Baking polymer clay isn't the only way, but it is the easiest and gives you control over the most important variables.

#2: How Do You Find the Correct Temperature?

As Albert might say about baking polymer clay, ‘It ain’t rocket science kiddo!’ Read the directions on the package. They will tell you the right temperature to use and how long to cook it. There are three exceptions:

  • Are your translucent or light colored clays yellowing or scorching? Put some glazed ceramic tiles into your oven before baking. Pre-heat for at least 15 minutes to get them hot. Place your pieces (and their holder like a cookie sheet) on top of the ceramic tiles when baking. They will hold heat and even out the oven's temperature after you open the door to put in your pieces.
  •     Get a GOOD separate thermometer (or two) and watch that oven temperature like a hawk. At some point it is getting too high and slightly burning or browning the clay. Your oven could also be 'spiking' (keep reading down this list for more info on this).
  •     Try dunking your piece into ice water immediately after taking it out of the oven. This halts any additional curing from residual internal heat that may push the translucent over the edge from cured to yellowed. Do NOT do this if you have inclusions that may absorb water or if your piece is built upon a porous armature. Watch out for paper, cardboard or wood. 
  •     Reduce the oven’s temperature by 10 degrees C (18 F degrees) and double the cooking time. Bake a testing sample and do a breakage test (see the Test Baking box below)
  •     Keep your pieces as far away from the heating elements as possible. Consider curing your pieces in your larger home oven using an oven baking bag.
  • High elevation baking If you are located at high altitudes (above 3,500 feet) You’ll need higher temperatures and a bit more time, just as if you were baking a cake. Add 5 degrees to the recommended temperature, and 10 extra minutes. If in doubt, test a sample.
  • Your oven temperature 'spikes' Some ovens are manufactured with a built in quick heating cycle and use a higher temp than the dial setting in order to bring the average internal temperature up faster after the door is opened. Unfortunately this can scorch translucent or thin pieces when you're baking polymer clay. If you find that you are burning projects even if you're using a good thermometer, this might be the problem. Here's what to do. Place ceramic tiles into your oven to bake on. Then preheat your oven to about 20 degrees below the manufacturer's recommended temperature. Then place your piece in the oven for 10 minutes. After the ten mins are up, set the dial to the correct temp. Start your stopwatch and then bake for the normal time.

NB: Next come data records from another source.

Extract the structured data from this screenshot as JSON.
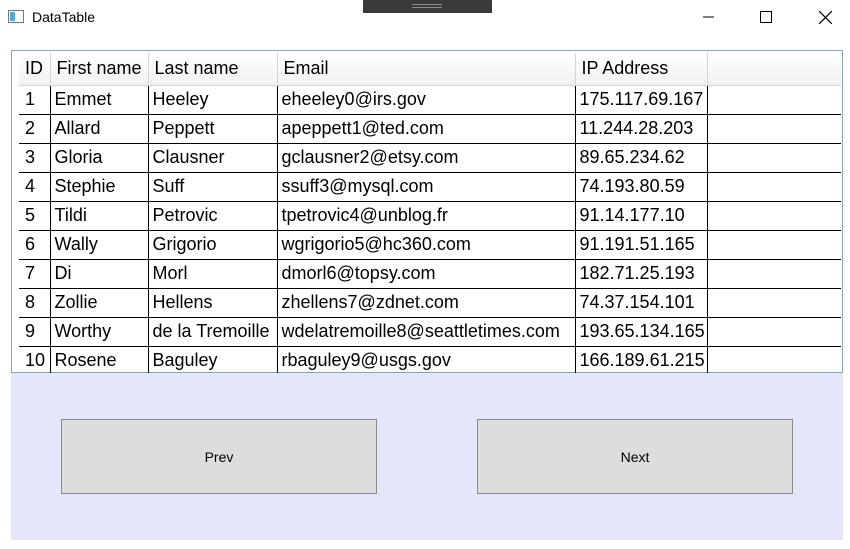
{
  "window": {
    "title": "DataTable",
    "icon": "window-app-icon",
    "controls": [
      "minimize-icon",
      "maximize-icon",
      "close-icon"
    ]
  },
  "table": {
    "columns": [
      "ID",
      "First name",
      "Last name",
      "Email",
      "IP Address"
    ],
    "rows": [
      [
        "1",
        "Emmet",
        "Heeley",
        "eheeley0@irs.gov",
        "175.117.69.167"
      ],
      [
        "2",
        "Allard",
        "Peppett",
        "apeppett1@ted.com",
        "11.244.28.203"
      ],
      [
        "3",
        "Gloria",
        "Clausner",
        "gclausner2@etsy.com",
        "89.65.234.62"
      ],
      [
        "4",
        "Stephie",
        "Suff",
        "ssuff3@mysql.com",
        "74.193.80.59"
      ],
      [
        "5",
        "Tildi",
        "Petrovic",
        "tpetrovic4@unblog.fr",
        "91.14.177.10"
      ],
      [
        "6",
        "Wally",
        "Grigorio",
        "wgrigorio5@hc360.com",
        "91.191.51.165"
      ],
      [
        "7",
        "Di",
        "Morl",
        "dmorl6@topsy.com",
        "182.71.25.193"
      ],
      [
        "8",
        "Zollie",
        "Hellens",
        "zhellens7@zdnet.com",
        "74.37.154.101"
      ],
      [
        "9",
        "Worthy",
        "de la Tremoille",
        "wdelatremoille8@seattletimes.com",
        "193.65.134.165"
      ],
      [
        "10",
        "Rosene",
        "Baguley",
        "rbaguley9@usgs.gov",
        "166.189.61.215"
      ]
    ]
  },
  "buttons": {
    "prev": "Prev",
    "next": "Next"
  },
  "colors": {
    "panel_background": "#e6e6fa",
    "button_background": "#dddddd",
    "grid_border": "#8ba2b7"
  }
}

#3: How Do You Know When Polymer Is Done Baking?

Test Baking

Roll a bit of your clay mixture to the same thickness as the piece that you're baking. Bake your sample.

Cut or break when completely cool to examine the interior for crumbling or brittleness.

The first hint that you're finished baking polymer clay is when your kitchen timer dings. But it won't feel done. Polymer is quite soft when first removed from the oven. It needs to be cooled completely to reach its final hardness.

When polyclay is cured correctly your cooled piece will be difficult to break, but if it is thin it might bend easily. It will break or cut cleanly, without a crumbly texture.


#4: How Long Do You Bake Polymer Clay?

How to measure polymer clay thickness to find the correct baking time

Again, check the packaging. Then ask yourself, "How deep is the thickest layer of unbaked clay?"

The length of baking time depends upon the depth of the raw polyclay layer. If it’s a bead, measure the distance from the center to the surface.

Lost the package, but remember the brand? You can look up the correct temperature and cooking times in the chart below. It includes fimo baking instructions and also applies to baking sculpey in a toaster oven.

In the chart, oven baking times that have been taken directly off the manufacturer's package are written in black type. Others are written thusly: **for every 1/4 inch (6mm) thickness**. The orange type is an estimate for those manufacturers do not give explicit baking instructions for thicker layers. These companies print something nebulous about baking their polymer longer for thicker layers.

The general claying community consensus is to treat 1/4 inch (6mm) as the 'standard' thickness and then add on that brand's standard baking time unit for every multiple of the standard. It is recommended that you bake a test sample first so you don't burn or under cook your piece. And...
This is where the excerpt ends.